The poet and scholar Seabrook Wilkinson died in his bed in Old Town Key West on September 30 after a long illness characterized by circulatory problems.

Seabrook, as he was known to his literary contacts and all his friends in Key West, was born John Charles Valley in Pickens, South Carolina, on July 14, 1950. As a way to honor his relation to South Carolina history, beginning in 1971, he took on other names from his ancestral lineage, eventually settling on Charles Pinckney Seabrook Wilkinson, and then finally just Seabrook Wilkinson, as his preferred pen name.

His scholarly career was distinguished. He graduated from Harvard, Magna Cum Laude in Fine Arts, 1971, and from Oxford University with a Master of Arts, First Class, in Theology in 1973. From there he took a position in the English Department of Fettes College in Edinburgh, one of the finest public (that is, private) schools in Great Britain, and served for many years as head of the department. He had an outstanding reputation as an inspiring teacher and is credited with sending more of his students on to Oxford and Cambridge than any teacher at Fettes before him. He was also known as an excellent visual artist, with his personally designed and hand painted Christmas cards a valued series for family and friends. In 1992 he returned to South Carolina to do advanced graduate work in literature at the University of South Carolina. He taught briefly at the College of Charleston, but turned increasingly to writing, publishing reviews and essays for The Charleston Mercury and working on his first volume of poems.

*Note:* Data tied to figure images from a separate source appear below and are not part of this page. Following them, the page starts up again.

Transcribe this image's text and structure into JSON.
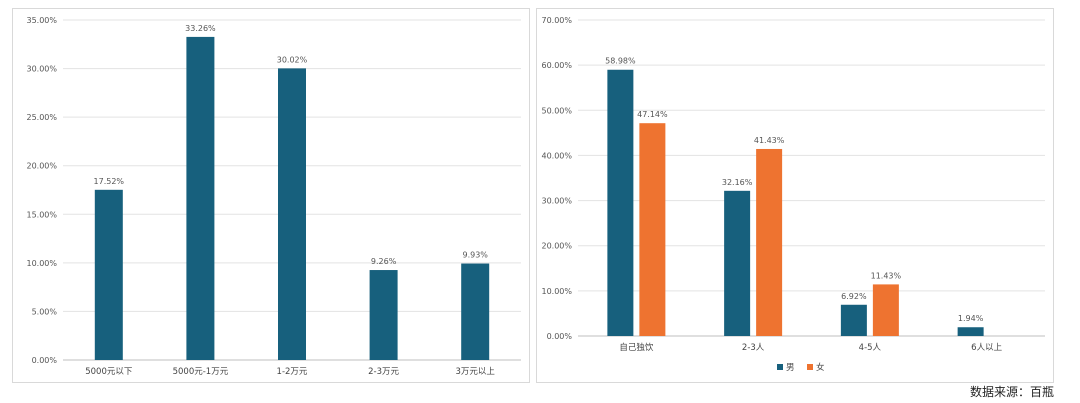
{
  "chart_data": [
    {
      "type": "bar",
      "categories": [
        "5000元以下",
        "5000元-1万元",
        "1-2万元",
        "2-3万元",
        "3万元以上"
      ],
      "values": [
        17.52,
        33.26,
        30.02,
        9.26,
        9.93
      ],
      "value_labels": [
        "17.52%",
        "33.26%",
        "30.02%",
        "9.26%",
        "9.93%"
      ],
      "ylim": [
        0,
        35
      ],
      "yticks": [
        0,
        5,
        10,
        15,
        20,
        25,
        30,
        35
      ],
      "ytick_labels": [
        "0.00%",
        "5.00%",
        "10.00%",
        "15.00%",
        "20.00%",
        "25.00%",
        "30.00%",
        "35.00%"
      ],
      "grid": true,
      "color": "#17607d"
    },
    {
      "type": "bar",
      "categories": [
        "自己独饮",
        "2-3人",
        "4-5人",
        "6人以上"
      ],
      "series": [
        {
          "name": "男",
          "values": [
            58.98,
            32.16,
            6.92,
            1.94
          ],
          "value_labels": [
            "58.98%",
            "32.16%",
            "6.92%",
            "1.94%"
          ],
          "color": "#17607d"
        },
        {
          "name": "女",
          "values": [
            47.14,
            41.43,
            11.43,
            null
          ],
          "value_labels": [
            "47.14%",
            "41.43%",
            "11.43%",
            ""
          ],
          "color": "#ee7330"
        }
      ],
      "ylim": [
        0,
        70
      ],
      "yticks": [
        0,
        10,
        20,
        30,
        40,
        50,
        60,
        70
      ],
      "ytick_labels": [
        "0.00%",
        "10.00%",
        "20.00%",
        "30.00%",
        "40.00%",
        "50.00%",
        "60.00%",
        "70.00%"
      ],
      "grid": true,
      "legend": "bottom"
    }
  ],
  "source": "数据来源：百瓶"
}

Seabrook began visiting Key West in the mid 1990’s and moved there permanently in 2007, the year his first book of poems, A Local Habitation, was published in Charleston. He continued to refine his poetry, receiving a grant from the Florida Keys Council of the Arts to publish his second book, A Resident Alien: Key West Poems (2013). In the last months of his life he was working on a third volume of poems, expected to appear posthumously through Seastory Press.